I used to work for a software company in South Florida, right in the middle of "hurricane alley" -- that warm stretch of the Atlantic Ocean where hurricanes form, grow in strength and eventually hit land. The company had a solid business continuity and disaster recovery plan -- the "nuclear football" as we affectionately called it. It was a very detailed BC/DR plan on how the company would recover from loss of data, applications, systems and operations. We were ready for whatever a hurricane could throw at us -- or so we thought.
Then a hurricane hit about a week before a major software launch. The aftermath was such a comedy of errors, our BC/DR plan never stood a chance.
The building lost power. No problem, the building has a generator. Then we found out the building management forgot to get diesel gas for the generator. Okay. We'll go get diesel from a gas company at the port. Turns out the company providing the diesel was out of the unleaded fuel needed to run the diesel pumps to deliver the business-saving fuel we desperately needed. All of South Florida had no power. And at the time, virtualization was very new, so the idea of having VMs replicated to cloud-based infrastructure didn't exist. So -- no power, no infrastructure and a product launch in a week.
We were screwed.
How BC/DR can go wrong
Perhaps you won't face a disaster in the magnitude of the one mentioned above, but there is always the possibility that the recovery steps you believe will bring the organization back into a state of operation won't work for a few reasons:
- A lack of planning. Your BC/DR strategy should include every last recovery detail, process and contingency. If your plan doesn't account for specific disaster scenarios, and provide the recovery steps necessary to get you operational, things may go south for you quickly.
- A lack of testing. I was once told that a BC/DR plan isn't worth the paper it's printed on. Without actually testing the plan, that statement is 100% true. For example, if you plan on recovering to the cloud, you should not only test recovering there, but also operations in a failover state, as well as failback. Without testing, your plan is just a really good untried idea.

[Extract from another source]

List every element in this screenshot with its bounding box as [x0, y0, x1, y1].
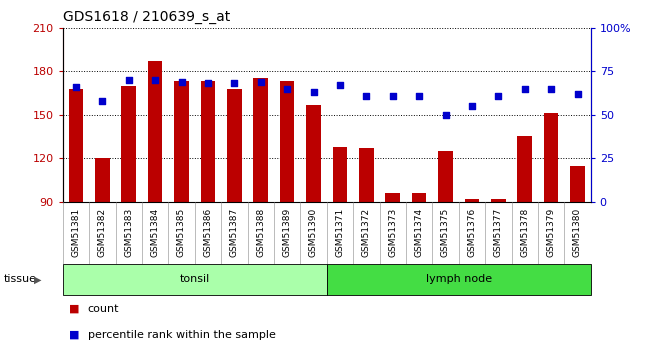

- A lack of results. Even with a plan that is tested quarterly, you still don't know for certain if the most recent backups are good or they're consistent with backups of dependent applications and services. So it's still possible to see recovery efforts end up with an unexpected result.
- Simply not being prepared. Like my hurricane experience, there may be a disaster scenario you simply can't plan for. I'm a big fan of having a BC/DR plan that doesn't just cover how to address the recovery of a given set of systems and applications. I like the idea of having specific plans to address specific disaster scenarios. The recovery from a corrupt OS is vastly different from the process of recovering when the building burns down.

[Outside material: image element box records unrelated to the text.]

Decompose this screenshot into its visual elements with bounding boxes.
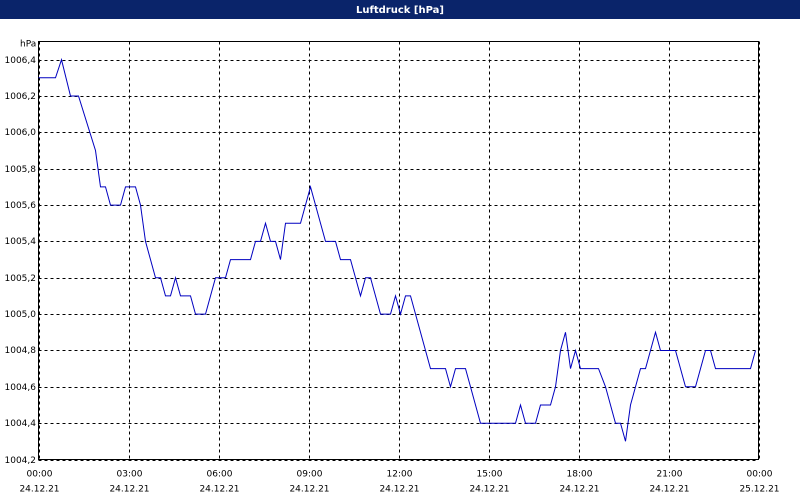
y-tick-label: 1006,0 xyxy=(5,128,37,138)
x-tick-label: 06:00 xyxy=(207,470,233,480)
x-tick-date: 24.12.21 xyxy=(649,485,689,495)
data-line xyxy=(38,57,756,442)
y-tick-label: 1004,6 xyxy=(5,383,37,393)
x-tick-date: 25.12.21 xyxy=(739,485,779,495)
y-tick-label: 1006,2 xyxy=(5,92,37,102)
x-tick-label: 00:00 xyxy=(27,470,53,480)
x-tick-label: 18:00 xyxy=(567,470,593,480)
y-tick-label: 1006,4 xyxy=(5,56,37,66)
x-tick-label: 15:00 xyxy=(477,470,503,480)
plot-area xyxy=(38,41,759,460)
chart-title: Luftdruck [hPa] xyxy=(356,5,444,16)
y-tick-label: 1005,0 xyxy=(5,310,37,320)
x-tick-label: 03:00 xyxy=(117,470,143,480)
x-tick-date: 24.12.21 xyxy=(469,485,509,495)
y-tick-label: 1005,4 xyxy=(5,237,37,247)
y-tick-label: 1005,6 xyxy=(5,201,37,211)
x-tick-label: 09:00 xyxy=(297,470,323,480)
y-tick-label: 1004,4 xyxy=(5,419,37,429)
x-tick-label: 21:00 xyxy=(657,470,683,480)
x-tick-label: 12:00 xyxy=(387,470,413,480)
y-tick-label: 1004,8 xyxy=(5,346,37,356)
x-tick-date: 24.12.21 xyxy=(199,485,239,495)
y-tick-label: 1005,8 xyxy=(5,165,37,175)
x-tick-date: 24.12.21 xyxy=(109,485,149,495)
y-tick-label: 1004,2 xyxy=(5,456,37,466)
x-tick-date: 24.12.21 xyxy=(19,485,59,495)
title-bar xyxy=(0,0,800,19)
y-unit: hPa xyxy=(20,40,36,50)
x-tick-date: 24.12.21 xyxy=(559,485,599,495)
x-tick-label: 00:00 xyxy=(747,470,773,480)
x-tick-date: 24.12.21 xyxy=(289,485,329,495)
y-tick-label: 1005,2 xyxy=(5,274,37,284)
x-tick-date: 24.12.21 xyxy=(379,485,419,495)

When a BC/DR plan goes to pot
Think of the remainder of this article as a sort of incident response template. That is, in the event your BC/DR plan fails, you have a backup plan (pun somewhat intended) to get you out of the situation you're in.

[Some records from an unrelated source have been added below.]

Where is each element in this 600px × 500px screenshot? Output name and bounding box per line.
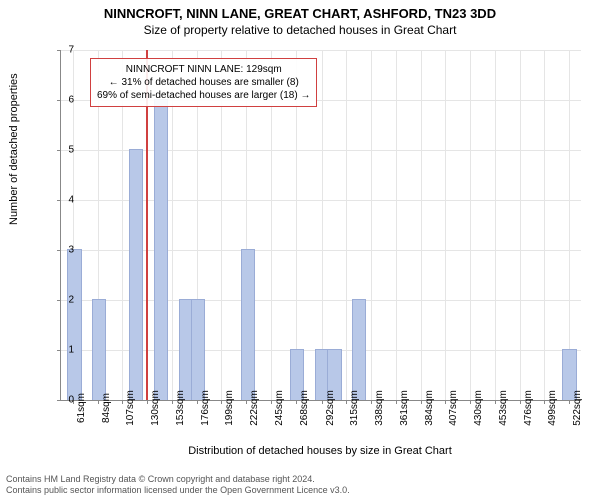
x-tick-label: 130sqm [150,390,161,426]
gridline-v [371,50,372,400]
y-tick [57,250,61,251]
annotation-box: NINNCROFT NINN LANE: 129sqm ← 31% of det… [90,58,317,107]
x-tick-label: 522sqm [572,390,583,426]
histogram-bar [67,249,81,400]
x-tick [147,400,148,404]
chart-title-1: NINNCROFT, NINN LANE, GREAT CHART, ASHFO… [0,0,600,21]
x-tick [98,400,99,404]
x-axis-label: Distribution of detached houses by size … [60,445,580,457]
gridline-v [470,50,471,400]
y-tick-label: 2 [68,295,74,306]
y-tick-label: 6 [68,95,74,106]
x-tick [470,400,471,404]
y-tick [57,300,61,301]
histogram-bar [129,149,143,400]
histogram-bar [241,249,255,400]
x-tick [445,400,446,404]
gridline-v [396,50,397,400]
footer-line-2: Contains public sector information licen… [6,485,350,496]
x-tick [246,400,247,404]
x-tick-label: 476sqm [523,390,534,426]
x-tick [421,400,422,404]
gridline-v [322,50,323,400]
gridline-v [544,50,545,400]
histogram-bar [154,99,168,400]
x-tick-label: 407sqm [448,390,459,426]
histogram-bar [352,299,366,400]
y-tick-label: 5 [68,145,74,156]
x-tick-label: 199sqm [224,390,235,426]
x-tick [544,400,545,404]
x-tick [569,400,570,404]
x-tick-label: 245sqm [274,390,285,426]
y-tick-label: 0 [68,395,74,406]
gridline-v [346,50,347,400]
y-tick [57,150,61,151]
annotation-line-2: ← 31% of detached houses are smaller (8) [97,76,310,89]
x-tick [495,400,496,404]
chart-title-2: Size of property relative to detached ho… [0,21,600,37]
x-tick-label: 338sqm [374,390,385,426]
x-tick [322,400,323,404]
x-tick-label: 430sqm [473,390,484,426]
histogram-bar [92,299,106,400]
y-tick [57,350,61,351]
x-tick [221,400,222,404]
footer-attribution: Contains HM Land Registry data © Crown c… [6,474,350,496]
x-tick-label: 84sqm [101,393,112,423]
x-tick-label: 384sqm [424,390,435,426]
x-tick-label: 292sqm [325,390,336,426]
x-tick-label: 453sqm [498,390,509,426]
gridline-v [421,50,422,400]
x-tick [520,400,521,404]
y-tick [57,400,61,401]
y-tick [57,50,61,51]
x-tick [172,400,173,404]
x-tick-label: 176sqm [200,390,211,426]
x-tick [346,400,347,404]
x-tick-label: 499sqm [547,390,558,426]
x-tick [271,400,272,404]
x-tick-label: 222sqm [249,390,260,426]
y-tick [57,200,61,201]
x-tick-label: 153sqm [175,390,186,426]
gridline-v [569,50,570,400]
x-tick [371,400,372,404]
x-tick-label: 315sqm [349,390,360,426]
y-tick-label: 4 [68,195,74,206]
y-tick-label: 1 [68,345,74,356]
x-tick-label: 361sqm [399,390,410,426]
annotation-line-3: 69% of semi-detached houses are larger (… [97,89,310,102]
x-tick-label: 61sqm [76,393,87,423]
y-tick-label: 7 [68,45,74,56]
x-tick-label: 268sqm [299,390,310,426]
x-tick-label: 107sqm [125,390,136,426]
histogram-bar [191,299,205,400]
y-tick [57,100,61,101]
x-tick [396,400,397,404]
y-axis-label: Number of detached properties [8,73,20,225]
chart-area: NINNCROFT NINN LANE: 129sqm ← 31% of det… [60,50,580,400]
chart-container: NINNCROFT, NINN LANE, GREAT CHART, ASHFO… [0,0,600,500]
gridline-v [445,50,446,400]
gridline-v [495,50,496,400]
x-tick [197,400,198,404]
x-tick [122,400,123,404]
gridline-v [520,50,521,400]
x-tick [296,400,297,404]
y-tick-label: 3 [68,245,74,256]
annotation-line-1: NINNCROFT NINN LANE: 129sqm [97,63,310,76]
footer-line-1: Contains HM Land Registry data © Crown c… [6,474,350,485]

The following three steps provide a simple overview of where your head needs to be:
- In theory, you should have this already done. A list of which systems are most critical to the operation in priority order is necessary, so you can focus your efforts on the applications, services, systems and data that will have the greatest positive impact on the business.
- Given your current disaster circumstance, you need to determine your options. What's the fastest way to recover? Do you need to work with a recovery partner with cloud-based infrastructure? Do you have an alternate location? Whatever the barrier to recovery, you need to quickly formulate a strategy of how you're going to simply make recovery happen.
- You're already behind. Your plan failed, you've needed to spend time reprioritizing and figuring out how and where to recover. If you have a new contingency plan that's approved by the executive team, get moving. That same executive team can likely calculate how much revenue the company is losing for every minute longer your recovery takes. Up the pace and work with urgency to recover as quickly as possible.
In the case of my old employer, we needed to pull servers and their drives out of racks; drive them to Orlando about three hours north of us; build an ad hoc data center in a hotel room, complete with CAT5 wiring running down the hallway to a conference room where the dev team was working to make the product launch; and run operations from there -- something that was definitely not in the plan.
As you build, review, update and test your BC/DR strategy, have a fallback plan just in case all hell breaks loose. Doing so will speed up the process of recovery, ensuring your ability to get the business up and operational, even in the worst of circumstances.